Les juges consulaires ont noté que la mise en place de cette nouvelle règle était concomitante au développement d’un service de Google qu’elle vendait à d’autres clients annonceurs. Comme il a été vu plus haut par le biais du service Google My Business et l’extension Click To Call, Google offre un service identique à celui d’Oxone. Google propose en effet à un annonceur d’afficher son numéro de téléphone et par le biais d’un click payant un service de mise en relation téléphonique. Elle avait un intérêt évident à éliminer toutes sociétés permettant une mise en contact téléphonique qui deviennent concurrentes à ses propres produits.
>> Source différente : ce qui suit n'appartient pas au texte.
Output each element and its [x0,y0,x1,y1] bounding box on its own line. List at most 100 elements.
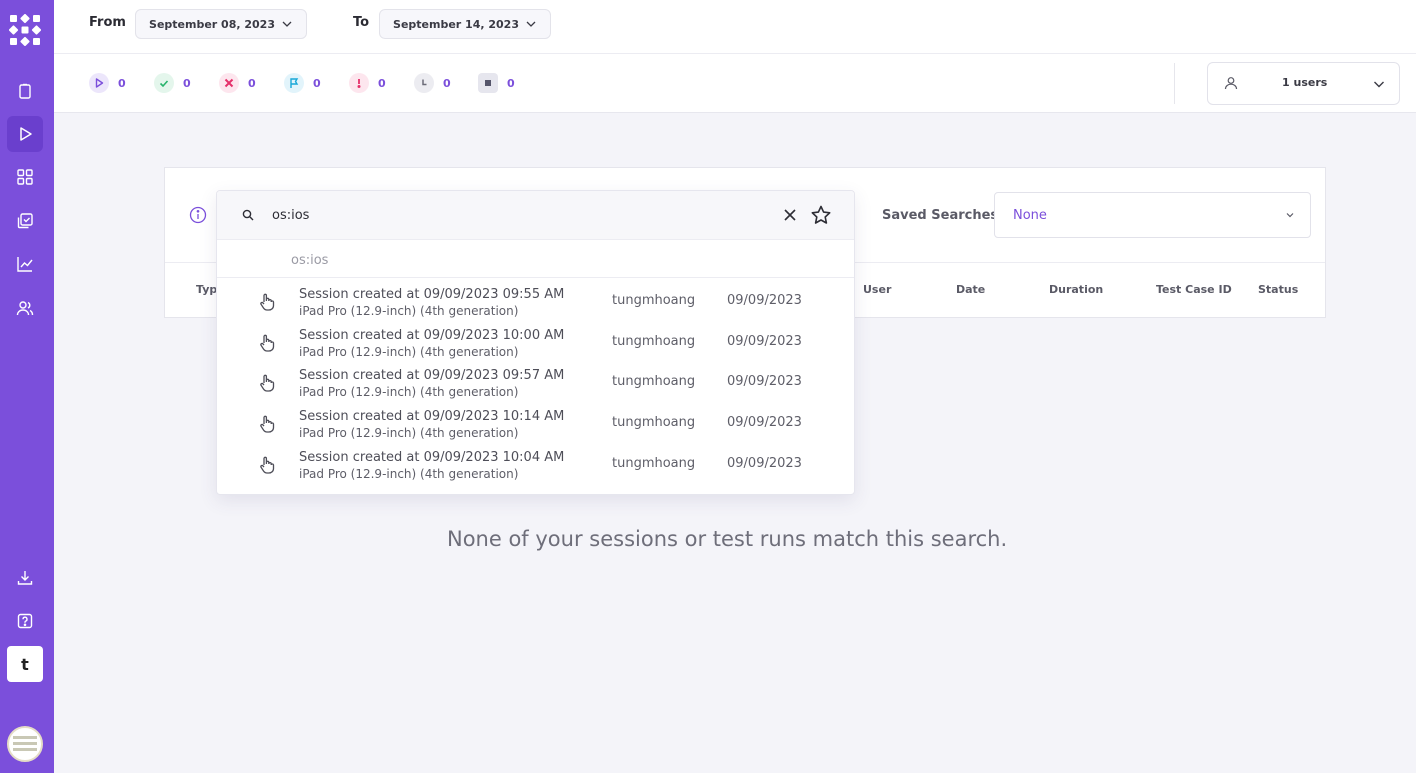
play-icon [20,127,32,141]
search-dropdown: os:ios Session created at 09/09/2023 09:… [216,190,855,495]
column-header-test-case-id[interactable]: Test Case ID [1156,283,1232,296]
users-filter-label: 1 users [1282,76,1328,89]
result-title: Session created at 09/09/2023 10:14 AM [299,409,565,424]
workspace-switcher[interactable]: t [7,646,43,682]
result-date: 09/09/2023 [727,374,802,389]
chevron-down-icon [526,21,536,27]
result-date: 09/09/2023 [727,334,802,349]
x-icon [219,73,239,93]
info-icon[interactable] [189,206,207,224]
column-header-user[interactable]: User [863,283,891,296]
hand-pointer-icon [260,415,275,433]
sidebar-item-analytics[interactable] [7,246,43,282]
user-icon [1224,77,1238,90]
hand-pointer-icon [260,334,275,352]
result-user: tungmhoang [612,334,696,349]
sidebar: t [0,0,54,773]
stop-icon [478,73,498,93]
stat-timeout[interactable]: 0 [414,73,451,93]
divider [217,277,854,278]
copy-check-icon [17,213,33,229]
chart-line-icon [17,257,33,272]
result-device: iPad Pro (12.9-inch) (4th generation) [299,426,519,440]
search-result-item[interactable]: Session created at 09/09/2023 09:57 AM i… [217,363,854,404]
saved-searches-label: Saved Searches [882,208,999,223]
chevron-down-icon [282,21,292,27]
star-icon[interactable] [810,204,832,226]
check-icon [154,73,174,93]
stat-count: 0 [118,76,126,90]
sidebar-item-tests[interactable] [7,203,43,239]
stat-count: 0 [313,76,321,90]
stat-running[interactable]: 0 [89,73,126,93]
to-date-value: September 14, 2023 [393,17,519,31]
grid-icon [17,169,33,185]
sidebar-item-clipboard[interactable] [7,73,43,109]
users-icon [16,301,34,316]
to-label: To [353,15,370,30]
empty-state-message: None of your sessions or test runs match… [447,527,1008,551]
play-icon [89,73,109,93]
close-icon[interactable] [783,208,797,222]
result-user: tungmhoang [612,374,696,389]
sidebar-item-help[interactable] [7,603,43,639]
search-result-item[interactable]: Session created at 09/09/2023 10:04 AM i… [217,445,854,486]
users-filter-dropdown[interactable]: 1 users [1207,62,1400,105]
column-header-type[interactable]: Typ [196,283,217,296]
result-title: Session created at 09/09/2023 09:55 AM [299,287,565,302]
clipboard-icon [19,83,31,99]
result-date: 09/09/2023 [727,415,802,430]
stat-failed[interactable]: 0 [219,73,256,93]
result-user: tungmhoang [612,456,696,471]
stat-flagged[interactable]: 0 [284,73,321,93]
hand-pointer-icon [260,456,275,474]
chevron-down-icon [1374,81,1384,88]
user-avatar[interactable] [7,726,43,762]
result-device: iPad Pro (12.9-inch) (4th generation) [299,467,519,481]
result-user: tungmhoang [612,293,696,308]
top-bar: From September 08, 2023 To September 14,… [54,0,1416,54]
exclamation-icon [349,73,369,93]
search-icon [242,209,254,221]
result-device: iPad Pro (12.9-inch) (4th generation) [299,345,519,359]
stat-passed[interactable]: 0 [154,73,191,93]
chevron-down-icon [1286,213,1294,218]
search-result-item[interactable]: Session created at 09/09/2023 09:55 AM i… [217,282,854,323]
to-date-picker[interactable]: September 14, 2023 [379,9,551,39]
result-title: Session created at 09/09/2023 09:57 AM [299,368,565,383]
search-suggestion[interactable]: os:ios [291,253,328,268]
result-user: tungmhoang [612,415,696,430]
result-title: Session created at 09/09/2023 10:04 AM [299,450,565,465]
column-header-date[interactable]: Date [956,283,985,296]
search-input[interactable] [272,204,752,226]
saved-searches-value: None [1013,208,1047,223]
result-device: iPad Pro (12.9-inch) (4th generation) [299,385,519,399]
flag-icon [284,73,304,93]
result-title: Session created at 09/09/2023 10:00 AM [299,328,565,343]
saved-searches-select[interactable]: None [994,192,1311,238]
search-result-item[interactable]: Session created at 09/09/2023 10:00 AM i… [217,323,854,364]
from-date-picker[interactable]: September 08, 2023 [135,9,307,39]
stat-count: 0 [443,76,451,90]
stat-error[interactable]: 0 [349,73,386,93]
app-logo-icon[interactable] [9,14,41,46]
stat-count: 0 [248,76,256,90]
stat-count: 0 [183,76,191,90]
sidebar-item-download[interactable] [7,560,43,596]
hand-pointer-icon [260,374,275,392]
download-icon [17,571,33,585]
stat-stopped[interactable]: 0 [478,73,515,93]
from-date-value: September 08, 2023 [149,17,275,31]
column-header-duration[interactable]: Duration [1049,283,1103,296]
sidebar-item-sessions[interactable] [7,116,43,152]
sidebar-item-team[interactable] [7,290,43,326]
result-device: iPad Pro (12.9-inch) (4th generation) [299,304,519,318]
result-date: 09/09/2023 [727,456,802,471]
stat-count: 0 [507,76,515,90]
stats-bar: 0 0 0 0 0 0 0 1 users [54,54,1416,113]
sidebar-item-dashboard[interactable] [7,159,43,195]
result-date: 09/09/2023 [727,293,802,308]
column-header-status[interactable]: Status [1258,283,1298,296]
clock-icon [414,73,434,93]
search-result-item[interactable]: Session created at 09/09/2023 10:14 AM i… [217,404,854,445]
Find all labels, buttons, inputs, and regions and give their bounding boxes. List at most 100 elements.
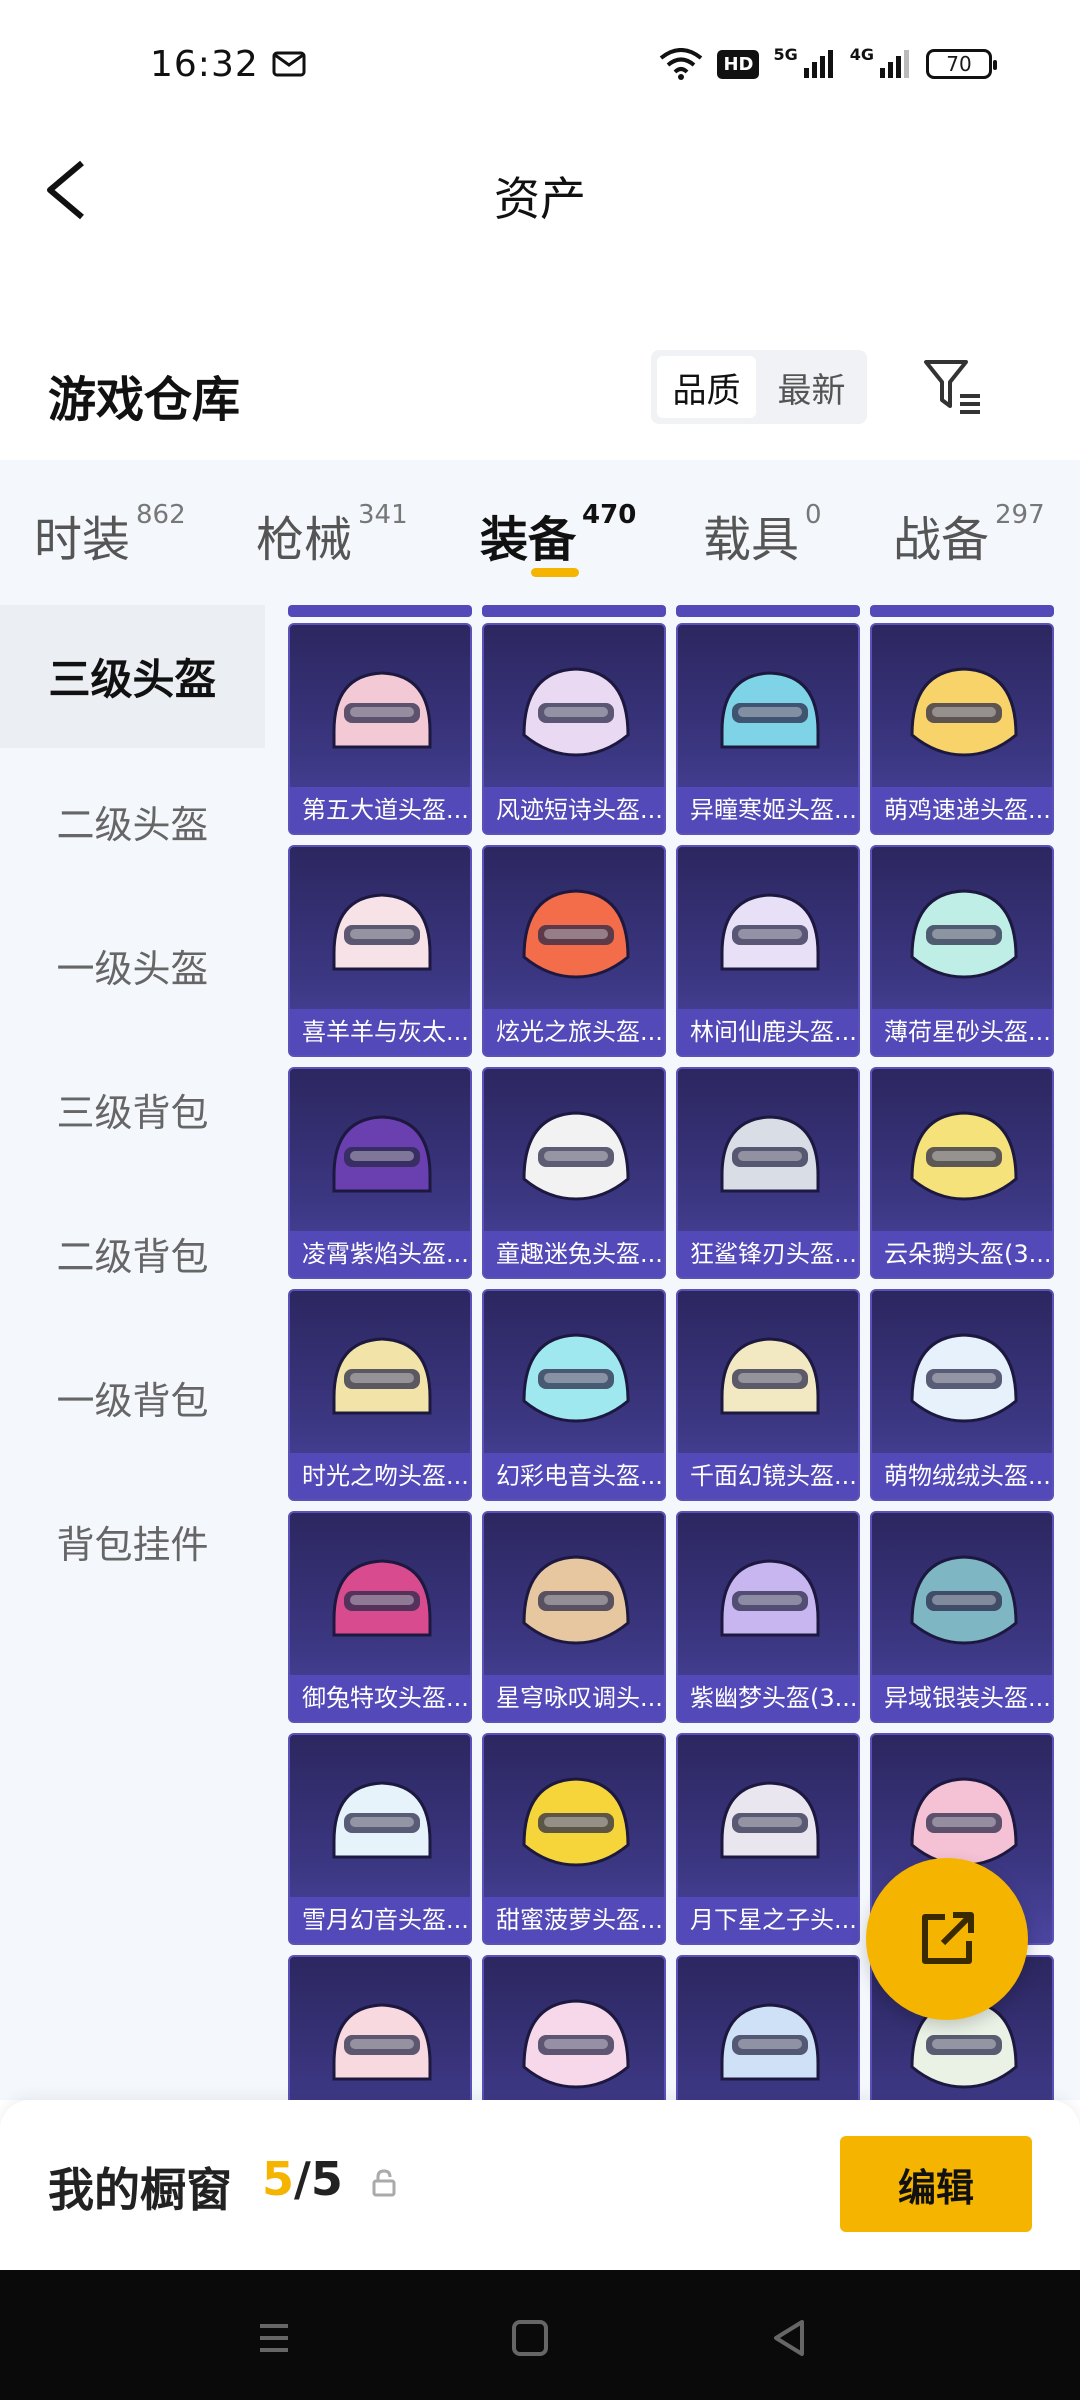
header: 资产 <box>0 135 1080 245</box>
tab-label: 战备 <box>893 512 990 568</box>
helmet-icon <box>720 893 820 971</box>
sidebar-item-level1-backpack[interactable]: 一级背包 <box>0 1326 265 1469</box>
item-card[interactable]: 星穹咏叹调头... <box>482 1511 666 1723</box>
item-card[interactable] <box>288 1955 472 2100</box>
filter-icon[interactable] <box>922 356 984 416</box>
net-5g-label: 5G <box>773 44 798 64</box>
item-card-partial <box>288 605 472 617</box>
sidebar-item-level3-backpack[interactable]: 三级背包 <box>0 1038 265 1181</box>
item-card[interactable]: 御兔特攻头盔... <box>288 1511 472 1723</box>
item-card[interactable]: 风迹短诗头盔... <box>482 623 666 835</box>
item-card[interactable]: 狂鲨锋刃头盔... <box>676 1067 860 1279</box>
item-card-partial <box>676 605 860 617</box>
item-card[interactable]: 炫光之旅头盔... <box>482 845 666 1057</box>
helmet-icon <box>720 671 820 749</box>
helmet-icon <box>720 1559 820 1637</box>
sidebar-item-level1-helmet[interactable]: 一级头盔 <box>0 894 265 1037</box>
item-card[interactable]: 异瞳寒姬头盔... <box>676 623 860 835</box>
tab-fashion[interactable]: 时装 862 <box>34 500 186 570</box>
sidebar-item-level2-helmet[interactable]: 二级头盔 <box>0 750 265 893</box>
item-name: 凌霄紫焰头盔... <box>290 1231 470 1277</box>
tab-vehicles[interactable]: 载具 0 <box>703 500 822 570</box>
lock-icon <box>372 2169 396 2197</box>
tab-count: 341 <box>358 500 408 530</box>
helmet-icon <box>720 1115 820 1193</box>
item-name: 云朵鹅头盔(3... <box>872 1231 1052 1277</box>
wifi-icon <box>660 48 703 80</box>
item-card[interactable]: 凌霄紫焰头盔... <box>288 1067 472 1279</box>
item-card[interactable]: 幻彩电音头盔... <box>482 1289 666 1501</box>
item-name: 雪月幻音头盔... <box>290 1897 470 1943</box>
item-name: 御兔特攻头盔... <box>290 1675 470 1721</box>
showcase-label: 我的橱窗 <box>48 2163 232 2217</box>
helmet-icon <box>522 889 630 979</box>
sort-newest[interactable]: 最新 <box>762 356 861 418</box>
sidebar-item-backpack-charm[interactable]: 背包挂件 <box>0 1470 265 1613</box>
item-name: 薄荷星砂头盔... <box>872 1009 1052 1055</box>
sidebar-item-level3-helmet[interactable]: 三级头盔 <box>0 605 265 748</box>
item-card[interactable]: 喜羊羊与灰太... <box>288 845 472 1057</box>
item-name: 萌物绒绒头盔... <box>872 1453 1052 1499</box>
helmet-icon <box>332 1559 432 1637</box>
tab-count: 470 <box>582 500 637 530</box>
item-card-partial <box>482 605 666 617</box>
helmet-icon <box>522 1777 630 1867</box>
active-tab-indicator <box>531 568 579 577</box>
item-card[interactable] <box>676 1955 860 2100</box>
hd-badge: HD <box>717 49 760 79</box>
category-tabs: 时装 862 枪械 341 装备 470 载具 0 战备 297 <box>0 460 1080 605</box>
back-icon[interactable] <box>760 2308 820 2368</box>
item-card[interactable]: 异域银装头盔... <box>870 1511 1054 1723</box>
item-name: 喜羊羊与灰太... <box>290 1009 470 1055</box>
helmet-icon <box>522 1555 630 1645</box>
menu-icon[interactable] <box>244 2308 304 2368</box>
item-name: 紫幽梦头盔(3... <box>678 1675 858 1721</box>
helmet-icon <box>910 1333 1018 1423</box>
item-name: 萌鸡速递头盔... <box>872 787 1052 833</box>
tab-equipment[interactable]: 装备 470 <box>480 500 636 570</box>
item-card[interactable]: 紫幽梦头盔(3... <box>676 1511 860 1723</box>
item-card[interactable] <box>482 1955 666 2100</box>
warehouse-title: 游戏仓库 <box>48 372 241 428</box>
tab-count: 0 <box>805 500 822 530</box>
share-icon <box>922 1912 974 1964</box>
item-card[interactable]: 雪月幻音头盔... <box>288 1733 472 1945</box>
home-icon[interactable] <box>500 2308 560 2368</box>
sidebar-item-level2-backpack[interactable]: 二级背包 <box>0 1182 265 1325</box>
item-card[interactable]: 童趣迷兔头盔... <box>482 1067 666 1279</box>
signal-icon <box>880 50 909 78</box>
item-card[interactable]: 林间仙鹿头盔... <box>676 845 860 1057</box>
item-card[interactable]: 萌鸡速递头盔... <box>870 623 1054 835</box>
helmet-icon <box>332 1781 432 1859</box>
item-card[interactable]: 月下星之子头... <box>676 1733 860 1945</box>
page-title: 资产 <box>494 172 586 226</box>
helmet-icon <box>720 1337 820 1415</box>
helmet-icon <box>910 1555 1018 1645</box>
item-name: 星穹咏叹调头... <box>484 1675 664 1721</box>
item-card[interactable]: 第五大道头盔... <box>288 623 472 835</box>
item-name: 甜蜜菠萝头盔... <box>484 1897 664 1943</box>
tab-label: 装备 <box>480 512 577 568</box>
system-nav-bar <box>0 2270 1080 2400</box>
item-card[interactable]: 云朵鹅头盔(3... <box>870 1067 1054 1279</box>
item-name: 时光之吻头盔... <box>290 1453 470 1499</box>
item-card[interactable]: 甜蜜菠萝头盔... <box>482 1733 666 1945</box>
helmet-icon <box>332 1115 432 1193</box>
item-card[interactable]: 薄荷星砂头盔... <box>870 845 1054 1057</box>
status-icons: HD 5G 4G 70 <box>659 44 997 84</box>
helmet-icon <box>332 1337 432 1415</box>
item-card[interactable]: 萌物绒绒头盔... <box>870 1289 1054 1501</box>
status-time: 16:32 <box>150 44 259 85</box>
item-card[interactable]: 千面幻镜头盔... <box>676 1289 860 1501</box>
item-card[interactable]: 时光之吻头盔... <box>288 1289 472 1501</box>
sort-quality[interactable]: 品质 <box>657 356 756 418</box>
helmet-icon <box>332 893 432 971</box>
edit-button[interactable]: 编辑 <box>840 2136 1032 2232</box>
tab-weapons[interactable]: 枪械 341 <box>256 500 408 570</box>
mail-icon <box>272 51 306 77</box>
tab-supplies[interactable]: 战备 297 <box>893 500 1045 570</box>
helmet-icon <box>522 1111 630 1201</box>
item-name: 千面幻镜头盔... <box>678 1453 858 1499</box>
share-button[interactable] <box>866 1858 1028 2020</box>
item-name: 幻彩电音头盔... <box>484 1453 664 1499</box>
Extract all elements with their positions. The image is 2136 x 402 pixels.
La mise en place de cette règle a été considérée comme une manœuvre anticoncurrentielle. En effet, Google ne pouvait ignorer qu’en privant de son service de publicité en ligne les sociétés de renseignement téléphonique elle éliminait celles-ci qui n’avaient aucune alternative. En effet elle a eu de nombreux contacts entre septembre 2019 et mars 2020 avec Oxone et ses concurrents qui lui ont demandé de rapporter sa décision et a été confrontée à plusieurs actions en référé qui ont montré la gravité de cette éviction. Par cette manœuvre d’éviction Google a aussi privé le consommateur d’un service de mise en contact téléphonique avec l’assistance d’une société proposant un service d’annuaire au bénéfice du système qu’elle a mis en place.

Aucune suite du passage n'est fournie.